Pagina:Keulemans Onze vogels 3 (1876).djvu/350

Deze pagina is gevalideerd

Costa-Rica wordt door haar bezocht; ten minste men vindt daar deze soort in bepaalde jaargetijden. In het Westen van Europa is zij, vooral des winters, vrij algemeen, doch bezuiden Denemarken en Schotland schijnt zij niet of zeer zelden te broeijen. Men zegt dat zij in ons land op Borkum broeijen, doch dit heb ik nimmer bevestigd gevonden, ofschoon het zeer wel mogelijk is, dat zij ook op de eilanden Texel, Vlieland en Terschelling nu en dan nestelen, daar in deze streken zeer dikwijls vele Eenden broeijen, die men als zoodanig in geen ander oord van ons vaderland aantreft. Daarenboven is er zoo weinig communicatie (vooral wat de Eenden betreft) tusschen deze eilanden en het vasteland, dat we in werkelijkheid niet weten, welke vogels aldaar broeijen of overwinteren. Siberië, Zweden en Noorwegen, Noord-Azië en Noord-Amerika, alsmede het geheele Noorden van Rusland, IJsland en Groenland, zijn de eigenlijke broeiplaatsen dezer soort.

Naar gelang van de localiteit, begint de paartijd omstreeks Maart of April, soms later.
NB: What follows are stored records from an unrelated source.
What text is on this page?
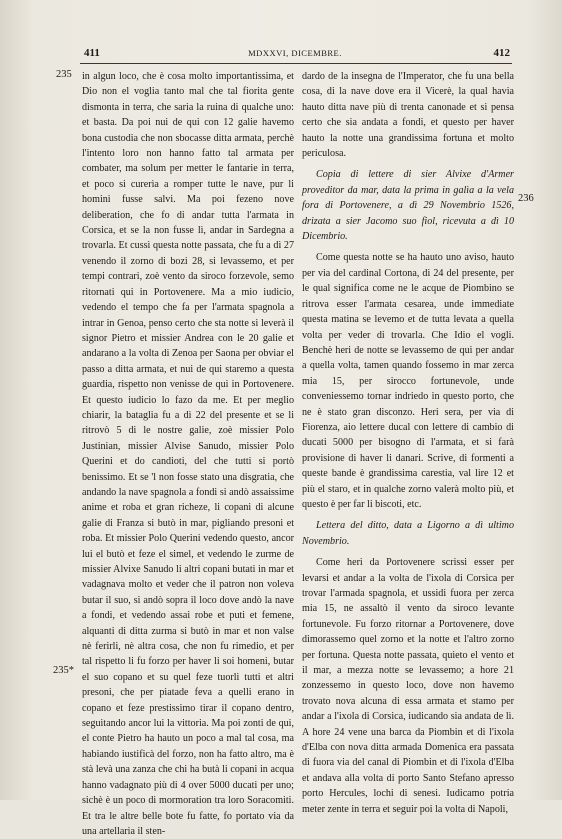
411	MDXXVI, DICEMBRE.	412
235
235*
236

in algun loco, che è cosa molto importantissima, et Dio non el voglia tanto mal che tal fiorita gente dismonta in terra, che saria la ruina di qualche uno: et basta. Da poi nui de qui con 12 galie havemo bona custodia che non sbocasse ditta armata, perchè l'intento loro non hanno fatto tal armata per combater, ma solum per metter le fantarie in terra, et poco si curerìa a romper tutte le nave, pur li homini fusse salvi. Ma poi fezeno nove deliberation, che fo di andar tutta l'armata in Corsica, et se la non fusse lì, andar in Sardegna a trovarla. Et cussì questa notte passata, che fu a dì 27 venendo il zorno di bozi 28, si levassemo, et per tempi contrari, zoè vento da siroco forzevole, semo ritornati qui in Portovenere. Ma a mio iudicio, vedendo el tempo che fa per l'armata spagnola a intrar in Genoa, penso certo che sta notte si leverà il signor Pietro et missier Andrea con le 20 galie et andarano a la volta di Zenoa per Saona per obviar el passo a ditta armata, et nui de qui staremo a questa guardia, rispetto non venisse de qui in Portovenere. Et questo iudicio lo fazo da me. Et per meglio chiarir, la bataglia fu a dì 22 del presente et se li ritrovò 5 di le nostre galie, zoè missier Polo Justinian, missier Alvise Sanudo, missier Polo Querini et do candioti, del che tutti si portò benissimo. Et se 'l non fosse stato una disgratia, che andando la nave spagnola a fondi si andò assaissime anime et roba et gran richeze, li copani di alcune galie di Franza si butò in mar, pigliando presoni et roba. Et missier Polo Querini vedendo questo, ancor lui el butò et feze el simel, et vedendo le zurme de missier Alvixe Sanudo li altri copani butati in mar et vadagnava molto et veder che il patron non voleva butar il suo, si andò sopra il loco dove andò la nave a fondi, et vedendo assai robe et puti et femene, alquanti di ditta zurma si butò in mar et non valse nè ferirli, nè altra cosa, che non fu rimedio, et per tal rispetto li fu forzo per haver li soi homeni, butar el suo copano et su quel feze tuorli tutti et altri presoni, che per piatade feva a quelli erano in copano et feze prestissimo tirar il copano dentro, seguitando ancor lui la vittoria. Ma poi zonti de qui, el conte Pietro ha hauto un poco a mal tal cosa, ma habiando iustificà del forzo, non ha fatto altro, ma è stà levà una zanza che chi ha butà li copani in acqua hanno vadagnato più di 4 over 5000 ducati per uno; sichè è un poco di mormoration tra loro Soracomiti. Et tra le altre belle bote fu fatte, fo portato via da una artellaria il sten-

dardo de la insegna de l'Imperator, che fu una bella cosa, di la nave dove era il Vicerè, la qual havia hauto ditta nave più di trenta canonade et si pensa certo che sia andata a fondi, et questo per haver hauto la notte una grandissima fortuna et molto periculosa.

Copia di lettere di sier Alvixe d'Armer proveditor da mar, data la prima in galìa a la vela fora di Portovenere, a dì 29 Novembrio 1526, drizata a sier Jacomo suo fiol, ricevuta a dì 10 Dicembrio.

Come questa notte se ha hauto uno aviso, hauto per via del cardinal Cortona, di 24 del presente, per le qual significa come ne le acque de Piombino se ritrova esser l'armata cesarea, unde immediate questa matina se levemo et de tutta levata a quella volta per veder di trovarla. Che Idio el vogli. Benchè heri de notte se levassemo de qui per andar a quella volta, tamen quando fossemo in mar zerca mia 15, per sirocco fortunevole, unde conveniessemo tornar indriedo in questo porto, che ne è stato gran disconzo. Heri sera, per via di Fiorenza, aio lettere ducal con lettere di cambio di ducati 5000 per bisogno di l'armata, et si farà provisione di haver li danari. Scrive, di formenti a queste bande è grandissima carestia, val lire 12 et più el staro, et in qualche zorno valerà molto più, et questo è per far li biscoti, etc.

Lettera del ditto, data a Ligorno a dì ultimo Novembrio.

Come heri da Portovenere scrissi esser per levarsi et andar a la volta de l'ixola di Corsica per trovar l'armada spagnola, et ussidi fuora per zerca mia 15, ne assaltò il vento da siroco levante fortunevole. Fu forzo ritornar a Portovenere, dove dimorassemo quel zorno et la notte et l'altro zorno per fortuna. Questa notte passata, quieto el vento et il mar, a mezza notte se levassemo; a hore 21 zonzessemo in questo loco, dove non havemo trovato nova alcuna di essa armata et stamo per andar a l'ixola di Corsica, iudicando sia andata de lì. A hore 24 vene una barca da Piombin et di l'ixola d'Elba con nova ditta armada Domenica era passata di fuora via del canal di Piombin et di l'ixola d'Elba et andava alla volta di porto Santo Stefano apresso porto Hercules, lochi di senesi. Iudicamo potria meter zente in terra et seguir poi la volta di Napoli,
Het nest wordt in eene holte of oneffenheid van den grond, tusschen hoog gras of onder afhangende boomtakken nabij het water aangelegd. De 7 à 10 eijeren zijn, even als de vogel zelf, langer en spitser dan die van andere Eenden, licht groenachtig grijs, gelijk die der Wilde Eend, en worden, zoo als trouwens bij alle soorten van Eenden is opgemerkt, alleen door het wijfje bebroeid. Als zij het nest verlaat, of als het aantal eijeren nog niet is uitgelegd, bedekt zij telkens, alvorens zich te verwijderen, de geheele oppervlakte met biezen of bladeren, en weet dit zoo net en natuurlijk te verbergen, dat het bijna onmogelijk is, het te vinden, zelfs al ziet men de Eend van de plaats wegzwemmen.

Pijlstaart-Eenden vliegen bijzonder snel en kunnen ook zeer goed duiken, ofschoon zij, naar hare vormen te oordeelen, wel voor volmaakte zwemmers, doch niet voor duikers zouden aangezien worden. Hare bewegingen herinneren aan die van den zoogenaamden Scherf-Waard (Mergus albellus), doch zij duiken minder geregeld en kunnen niet zoo lang onder water blijven. Ook weten zij zich zeer goed tusschen het langs den oever staand groen te verbergen, en zijn dus zeer moeijelijk te schieten. Overigens zijn zij zeer stil van aard: zelden brengen zij eenig geluid voort. Indien zij niet gestoord worden, blijven zij lang in eene streek vertoeven.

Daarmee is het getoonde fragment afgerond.